I have removed 4 nodes with "nodetool decommission". 2 of them have left with no issue, while the 2 others nodes remained "leaving" even after streaming their data.
The only specific thing of these 2 nodes is that they had a lot of hints pending. Hints from a node that couldn't come back and that I removed earlier (because of the heavy load induced by Hinted Handoff while coming back, which induced a lot of latencies in our app. This node didn't manage to come back after 10 minutes, I removed it).
So there I faced 3 bugs (or problems) :
1 - At first, one of my node came down 5 min and when it came back it get flooded by Hinted Handoff so hard that it could not handle the real time queries properly.
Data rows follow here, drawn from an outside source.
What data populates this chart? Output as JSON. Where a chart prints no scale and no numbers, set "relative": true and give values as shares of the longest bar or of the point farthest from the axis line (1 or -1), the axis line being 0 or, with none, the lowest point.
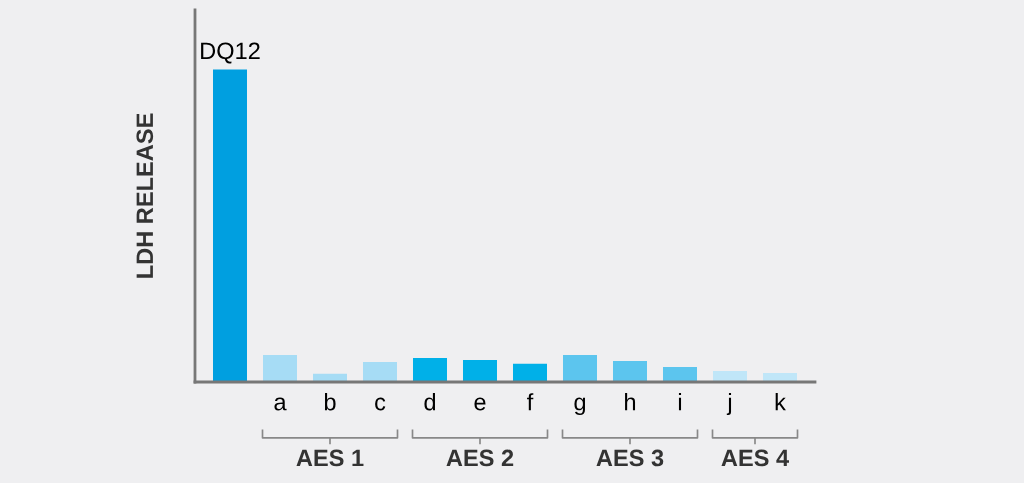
{
  "chart_data": {
    "type": "bar",
    "relative": true,
    "ylabel": "LDH RELEASE",
    "categories": [
      null,
      "a",
      "b",
      "c",
      "d",
      "e",
      "f",
      "g",
      "h",
      "i",
      "j",
      "k"
    ],
    "values": [
      1,
      0.086,
      0.026,
      0.064,
      0.077,
      0.07,
      0.058,
      0.086,
      0.067,
      0.048,
      0.035,
      0.029
    ],
    "colors": [
      "#009fe0",
      "#a6dcf5",
      "#a6dcf5",
      "#a6dcf5",
      "#00b0e8",
      "#00b0e8",
      "#00b0e8",
      "#5cc5ee",
      "#5cc5ee",
      "#5cc5ee",
      "#c0e6f8",
      "#c0e6f8"
    ],
    "annotations": [
      {
        "text": "DQ12",
        "y": 1
      },
      "AES 1",
      "AES 2",
      "AES 3",
      "AES 4"
    ],
    "grid": false,
    "legend": false
  }
}
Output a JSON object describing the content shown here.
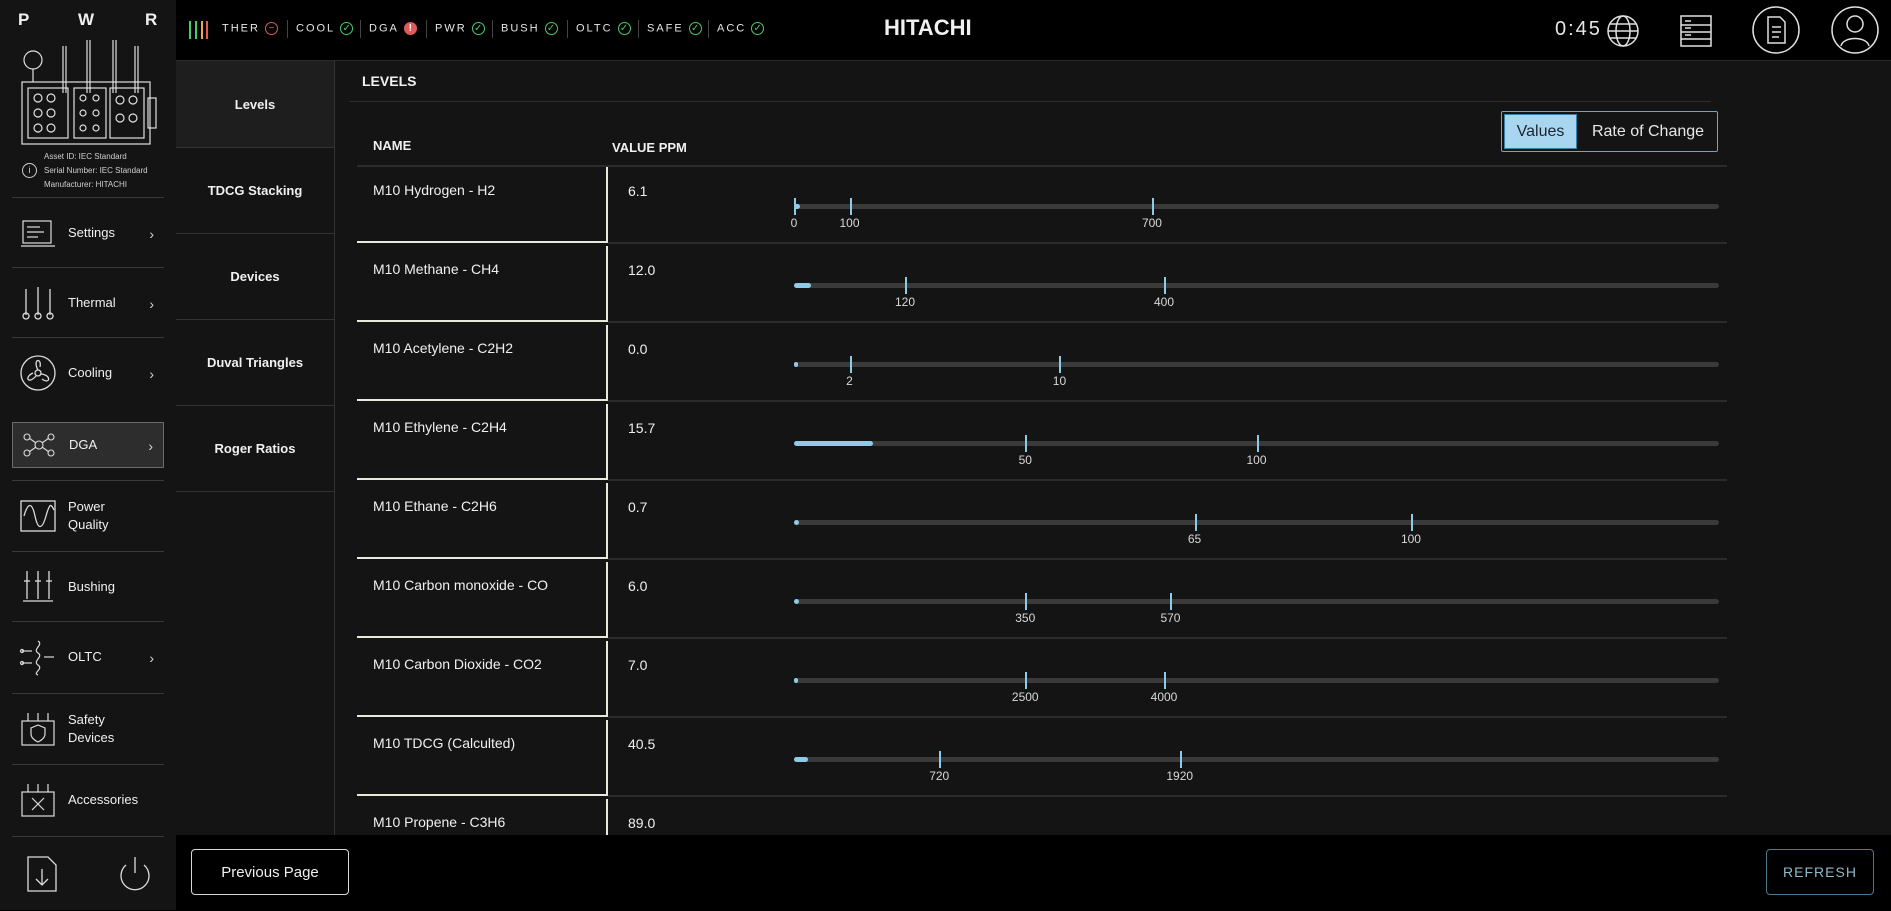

I haven't find a way to prioritize app queries rather than Hinted Handoff.
2 - Nodes keep hints for a node that has been removed.
3 - Nodes with 500MB to 3GB hints stored for a removed node can't be decommissioned, they stuck after streaming their data.
As solutions for this 3 issues I did the following:
Solution to 1 - I removed this down node (nodetool removenode)
Solution to 2 - Stop the node remove system hints
Solution to 3 - Stop the node and removenode instead of decommission
Now I have no more issue, yet I felt I had to report this. Maybe my experience can help users to get out of tricky situations and commiters to detect some issues, specially about hinted handoff.